Yes, it is the traditional way of investing money our mom’s their moms have at least one jewelry in their almirah which is made of gold

There are a plethora of precious metals, but gold is placed in high regard as an investment. Due to some influencing factors such as high liquidity and inflation-beating capacity, gold is one of the most preferred investments in the India scheme, etc.

investing in gold

Though there are times when markets see a fall in the prices of gold but usually it doesn’t last for long and always makes a strong upturn.

1.8.1 How to Invest money in Gold: Best Gold Investment Plans

Coming to the most important part which deals with – “How to invest money in gold.” Well, there are some conventional and modern types of gold investments preferred by people. In conventional forms, it was just buying physical gold in the forms of jewelry, coins, billions, or artifacts. The scenario has changed nowadays and investors have more options to invest such as gold ETF and gold funds.

Gold ETFs (Exchanged Traded Funds) is similar to buying physical gold but the only difference is you don’t actually buy the physical gold. You don’t have to go through the hassles of storing the physical gold, instead, the gold bought is stored in Demat (paper) format. On the other hand, gold funds deal with investing in gold mining companies.
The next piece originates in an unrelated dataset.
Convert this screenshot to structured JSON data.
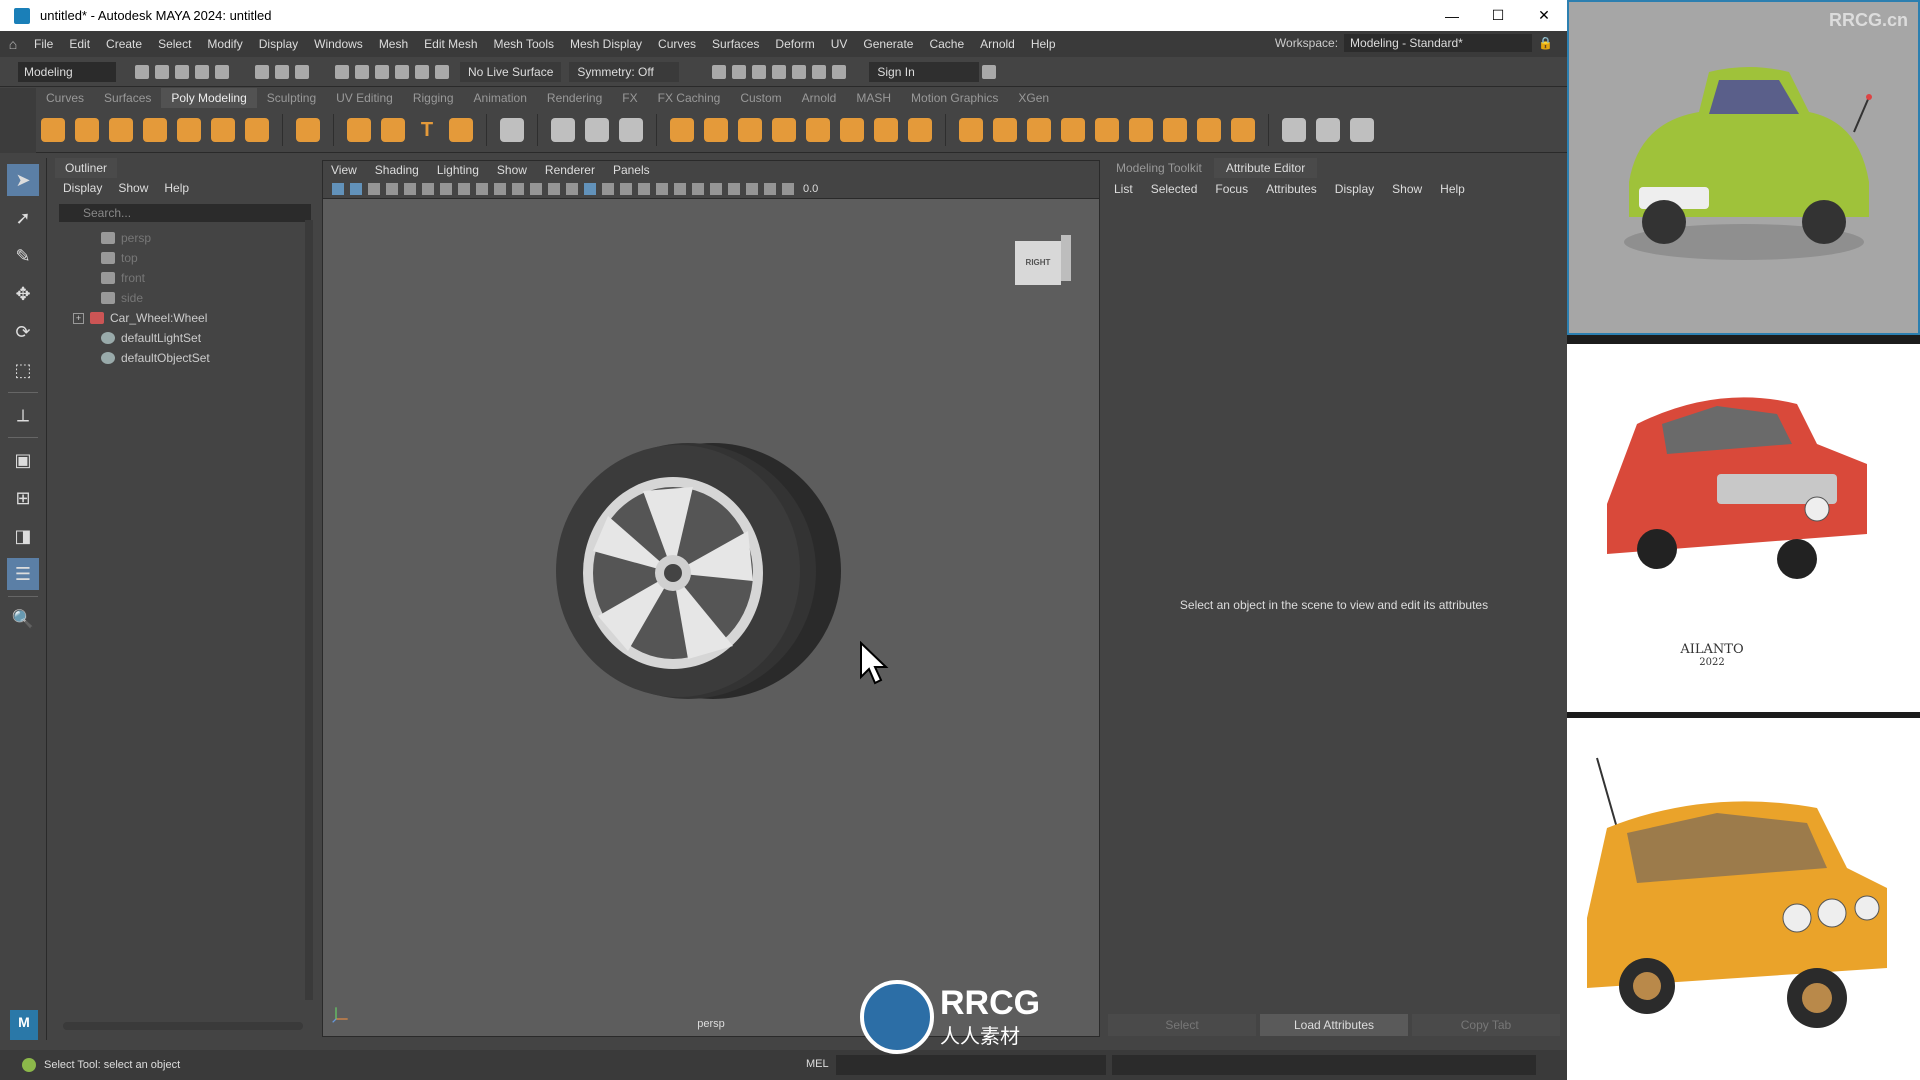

Let’s delve a bit deeper into the differences between the basic gold investment methodologies, Viz.

  • Physical Gold
  • Gold ETFs (Exchanged Traded Funds)
  • Gold Mutual funds
  • Sovereign Gold Bonds

1.9 Real Estate

Real estate investing involves the purchase, ownership, management, rental, and/or sale of real estate for profit

A real estate is an asset form with limited liquidity relative to other investments, it is also capital intensive

1.9.1 Rental Properties

One can buy a property and become a landlord of the property to rent it in monthly manner. That gives them a good return overtime and make them to increase their property value in long run.

How much rent you can charge depends on where the rental is located. Still, it can be difficult to determine the best rent because if you charge too much you’ll chase tenants away, and if you charge too little you’ll leave money on the table.

1.9.2 Flipping Houses

Flippers buy properties with the intention of holding them for a short period—often no more than three to four months—and quickly selling them for a profit.

  1. Repair and update. With this strategy, one can buy a property that values will increase in a shorter span of time with certain updates and repair Ideally, you complete the work as quickly as possible and then sell at a price that exceeds your total investment (including the renovations).
  2. Hold and resell. This type of flipping works differently. Instead of buying a property and fixing it up, you buy in a rapidly rising market, hold for a few months, and then sell at a profit.